CT, calcitonin; M, male; F, female; TT, total thyroidectomy; MRND, modified radical neck dissection; ND, neck dissection; MTC, medullary thyroid cancer; Rt, right; Lt, left; LN, lymph node.

DISCUSSION

We report a RET mutation in exon 10, codon 618 that causes substitution of a cysteine by a serine in the cysteinerich domain of the RET receptor in a three-generation FMTC family composed of 30 members with 11 carriers. Approximately 85% of families with FMTC have an identifiable RET mutation (9). In general, FMTC patients have the same mutations as patients with MEN2A, but they are more evenly distributed among cysteines 618, 620, and 634 each accounting for 25% to 35% of the mutations. Five percent to 10% of FMTC patients have a mutation in an intercellular domain, that is, in codons 768, 804 or 891 (9, 12-15).
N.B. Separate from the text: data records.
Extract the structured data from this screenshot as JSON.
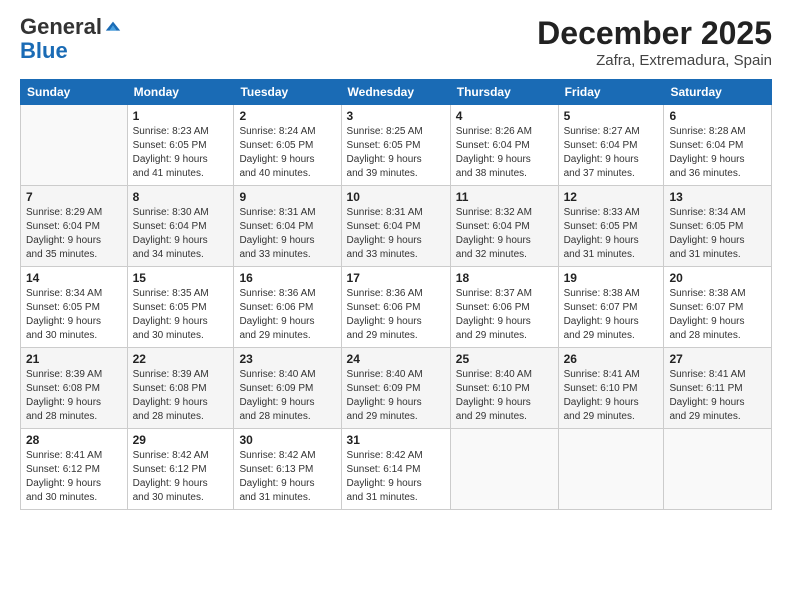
{
  "header": {
    "logo_line1": "General",
    "logo_line2": "Blue",
    "month": "December 2025",
    "location": "Zafra, Extremadura, Spain"
  },
  "days_of_week": [
    "Sunday",
    "Monday",
    "Tuesday",
    "Wednesday",
    "Thursday",
    "Friday",
    "Saturday"
  ],
  "weeks": [
    [
      {
        "day": "",
        "info": ""
      },
      {
        "day": "1",
        "info": "Sunrise: 8:23 AM\nSunset: 6:05 PM\nDaylight: 9 hours\nand 41 minutes."
      },
      {
        "day": "2",
        "info": "Sunrise: 8:24 AM\nSunset: 6:05 PM\nDaylight: 9 hours\nand 40 minutes."
      },
      {
        "day": "3",
        "info": "Sunrise: 8:25 AM\nSunset: 6:05 PM\nDaylight: 9 hours\nand 39 minutes."
      },
      {
        "day": "4",
        "info": "Sunrise: 8:26 AM\nSunset: 6:04 PM\nDaylight: 9 hours\nand 38 minutes."
      },
      {
        "day": "5",
        "info": "Sunrise: 8:27 AM\nSunset: 6:04 PM\nDaylight: 9 hours\nand 37 minutes."
      },
      {
        "day": "6",
        "info": "Sunrise: 8:28 AM\nSunset: 6:04 PM\nDaylight: 9 hours\nand 36 minutes."
      }
    ],
    [
      {
        "day": "7",
        "info": "Sunrise: 8:29 AM\nSunset: 6:04 PM\nDaylight: 9 hours\nand 35 minutes."
      },
      {
        "day": "8",
        "info": "Sunrise: 8:30 AM\nSunset: 6:04 PM\nDaylight: 9 hours\nand 34 minutes."
      },
      {
        "day": "9",
        "info": "Sunrise: 8:31 AM\nSunset: 6:04 PM\nDaylight: 9 hours\nand 33 minutes."
      },
      {
        "day": "10",
        "info": "Sunrise: 8:31 AM\nSunset: 6:04 PM\nDaylight: 9 hours\nand 33 minutes."
      },
      {
        "day": "11",
        "info": "Sunrise: 8:32 AM\nSunset: 6:04 PM\nDaylight: 9 hours\nand 32 minutes."
      },
      {
        "day": "12",
        "info": "Sunrise: 8:33 AM\nSunset: 6:05 PM\nDaylight: 9 hours\nand 31 minutes."
      },
      {
        "day": "13",
        "info": "Sunrise: 8:34 AM\nSunset: 6:05 PM\nDaylight: 9 hours\nand 31 minutes."
      }
    ],
    [
      {
        "day": "14",
        "info": "Sunrise: 8:34 AM\nSunset: 6:05 PM\nDaylight: 9 hours\nand 30 minutes."
      },
      {
        "day": "15",
        "info": "Sunrise: 8:35 AM\nSunset: 6:05 PM\nDaylight: 9 hours\nand 30 minutes."
      },
      {
        "day": "16",
        "info": "Sunrise: 8:36 AM\nSunset: 6:06 PM\nDaylight: 9 hours\nand 29 minutes."
      },
      {
        "day": "17",
        "info": "Sunrise: 8:36 AM\nSunset: 6:06 PM\nDaylight: 9 hours\nand 29 minutes."
      },
      {
        "day": "18",
        "info": "Sunrise: 8:37 AM\nSunset: 6:06 PM\nDaylight: 9 hours\nand 29 minutes."
      },
      {
        "day": "19",
        "info": "Sunrise: 8:38 AM\nSunset: 6:07 PM\nDaylight: 9 hours\nand 29 minutes."
      },
      {
        "day": "20",
        "info": "Sunrise: 8:38 AM\nSunset: 6:07 PM\nDaylight: 9 hours\nand 28 minutes."
      }
    ],
    [
      {
        "day": "21",
        "info": "Sunrise: 8:39 AM\nSunset: 6:08 PM\nDaylight: 9 hours\nand 28 minutes."
      },
      {
        "day": "22",
        "info": "Sunrise: 8:39 AM\nSunset: 6:08 PM\nDaylight: 9 hours\nand 28 minutes."
      },
      {
        "day": "23",
        "info": "Sunrise: 8:40 AM\nSunset: 6:09 PM\nDaylight: 9 hours\nand 28 minutes."
      },
      {
        "day": "24",
        "info": "Sunrise: 8:40 AM\nSunset: 6:09 PM\nDaylight: 9 hours\nand 29 minutes."
      },
      {
        "day": "25",
        "info": "Sunrise: 8:40 AM\nSunset: 6:10 PM\nDaylight: 9 hours\nand 29 minutes."
      },
      {
        "day": "26",
        "info": "Sunrise: 8:41 AM\nSunset: 6:10 PM\nDaylight: 9 hours\nand 29 minutes."
      },
      {
        "day": "27",
        "info": "Sunrise: 8:41 AM\nSunset: 6:11 PM\nDaylight: 9 hours\nand 29 minutes."
      }
    ],
    [
      {
        "day": "28",
        "info": "Sunrise: 8:41 AM\nSunset: 6:12 PM\nDaylight: 9 hours\nand 30 minutes."
      },
      {
        "day": "29",
        "info": "Sunrise: 8:42 AM\nSunset: 6:12 PM\nDaylight: 9 hours\nand 30 minutes."
      },
      {
        "day": "30",
        "info": "Sunrise: 8:42 AM\nSunset: 6:13 PM\nDaylight: 9 hours\nand 31 minutes."
      },
      {
        "day": "31",
        "info": "Sunrise: 8:42 AM\nSunset: 6:14 PM\nDaylight: 9 hours\nand 31 minutes."
      },
      {
        "day": "",
        "info": ""
      },
      {
        "day": "",
        "info": ""
      },
      {
        "day": "",
        "info": ""
      }
    ]
  ]
}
It has been established that specific RET mutations predict the phenotypic expression of the disease. It has been reported previously that mutations at codon 618 are associated with MEN2A, FMTC and Hirschsprung disease (HSCR1). Mutations in this codon are associated with low transforming activity of RET and may be associated with milder forms of the disease (16, 17). In the kindred that we have described here, all of the affected patients had MTC as the sole clinical finding and did not have any evidence of adrenal or parathyroid involvement on screening. The median age at surgery was 27 yr (range, 18 to 67). The median age at the time of the development of MTC, in this study in FMTC patients, was similar to the age reported for previous FMTC families. Among eight patients with MTC, seven had bilateral cancer and lymph node metastases including four lateral neck node metastases. The FMTC with cysteine RET mutations found in the Korean population is consistent with the clinical pattern reported worldwide; to date there have been no ethnic differences identified for FMTC.
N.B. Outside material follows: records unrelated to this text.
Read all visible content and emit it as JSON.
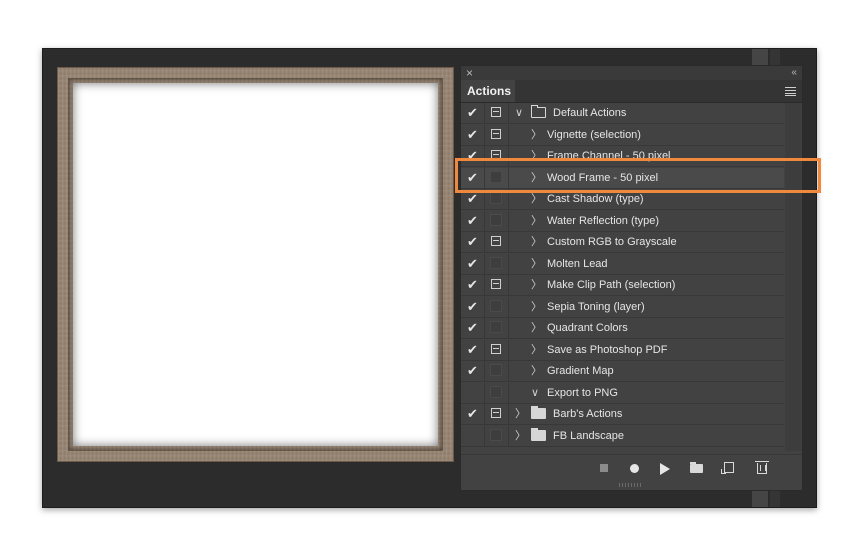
{
  "panel": {
    "close_glyph": "×",
    "collapse_glyph": "‹‹",
    "tab_label": "Actions"
  },
  "actions": [
    {
      "label": "Default Actions",
      "checked": true,
      "dialog": "box",
      "type": "folder",
      "expanded": true
    },
    {
      "label": "Vignette (selection)",
      "checked": true,
      "dialog": "box",
      "type": "action",
      "expanded": false
    },
    {
      "label": "Frame Channel - 50 pixel",
      "checked": true,
      "dialog": "box",
      "type": "action",
      "expanded": false
    },
    {
      "label": "Wood Frame - 50 pixel",
      "checked": true,
      "dialog": "none",
      "type": "action",
      "expanded": false,
      "selected": true
    },
    {
      "label": "Cast Shadow (type)",
      "checked": true,
      "dialog": "none",
      "type": "action",
      "expanded": false
    },
    {
      "label": "Water Reflection (type)",
      "checked": true,
      "dialog": "none",
      "type": "action",
      "expanded": false
    },
    {
      "label": "Custom RGB to Grayscale",
      "checked": true,
      "dialog": "box",
      "type": "action",
      "expanded": false
    },
    {
      "label": "Molten Lead",
      "checked": true,
      "dialog": "none",
      "type": "action",
      "expanded": false
    },
    {
      "label": "Make Clip Path (selection)",
      "checked": true,
      "dialog": "box",
      "type": "action",
      "expanded": false
    },
    {
      "label": "Sepia Toning (layer)",
      "checked": true,
      "dialog": "none",
      "type": "action",
      "expanded": false
    },
    {
      "label": "Quadrant Colors",
      "checked": true,
      "dialog": "none",
      "type": "action",
      "expanded": false
    },
    {
      "label": "Save as Photoshop PDF",
      "checked": true,
      "dialog": "box",
      "type": "action",
      "expanded": false
    },
    {
      "label": "Gradient Map",
      "checked": true,
      "dialog": "none",
      "type": "action",
      "expanded": false
    },
    {
      "label": "Export to PNG",
      "checked": false,
      "dialog": "none",
      "type": "action",
      "expanded": true
    },
    {
      "label": "Barb's Actions",
      "checked": true,
      "dialog": "box",
      "type": "folder",
      "expanded": false
    },
    {
      "label": "FB Landscape",
      "checked": false,
      "dialog": "none",
      "type": "folder",
      "expanded": false
    }
  ],
  "glyphs": {
    "check": "✔",
    "chevron_right": "〉",
    "chevron_down": "∨"
  },
  "colors": {
    "highlight": "#f0883e",
    "panel_bg": "#424242",
    "app_bg": "#2c2c2c"
  },
  "footer": {
    "buttons": [
      "stop-icon",
      "record-icon",
      "play-icon",
      "new-set-icon",
      "new-action-icon",
      "trash-icon"
    ]
  }
}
Kouvaraki et al. (3) reported that RET mutations can be stratified into three groups (levels 1 to 3) based on the biological aggressiveness of MTC observed in patients with these mutations. Level II mutations are considered high risk, and correspond to MEN2A and some FMTC mutations, including codons 611, 618, 620, and 634. Carriers of high-risk RET mutations develop MTC starting from the age of one year (codon 634) and five years (codon 611, 618, and 620), lymph node metastasis from the first decade (codon 634) and the second decade (codon 611, 618, and 620), and distant metastases generally from the third decade (18). Current guidelines for the treatment of patients with level two, high-risk group mutations, recommend prophylactic total thyroidectomy before the age of five years. No agreement has been reached about the need for additional central lymph node dissection in patients with these mutations.

The 12-yr-old granddaughter (IV-3) in this family is being carefully monitored at the time of preparation of this report to determine the appropriate timing of thyroidectomy. Such surgery has not yet been performed because of the potential risks and complications associated with a thyroidectomy, the lack of radiological signs of development of MTC, and the possibility of slow growth of MTC associated with a codon 618 mutation. The other family members positive for the RET mutation, a 37-yr-old man (III-3), is asymptomatic and have no evidence of disease by thyroid ultrasound. We have recommended prophylactic thyroidectomy, however, to date they have refused the procedure.

In summary, we report here an extracellular mutation of the RET proto-oncogene that was identified in a large Korean family with FMTC. The mutation substituted a cysteine for a serine in codon 618 of exon 10 (C618S, TGC to AGC). Our results suggest that this genetic profile might be associated with usually aggressive clinical course with regional lymph node metastasis but late onset of MTC.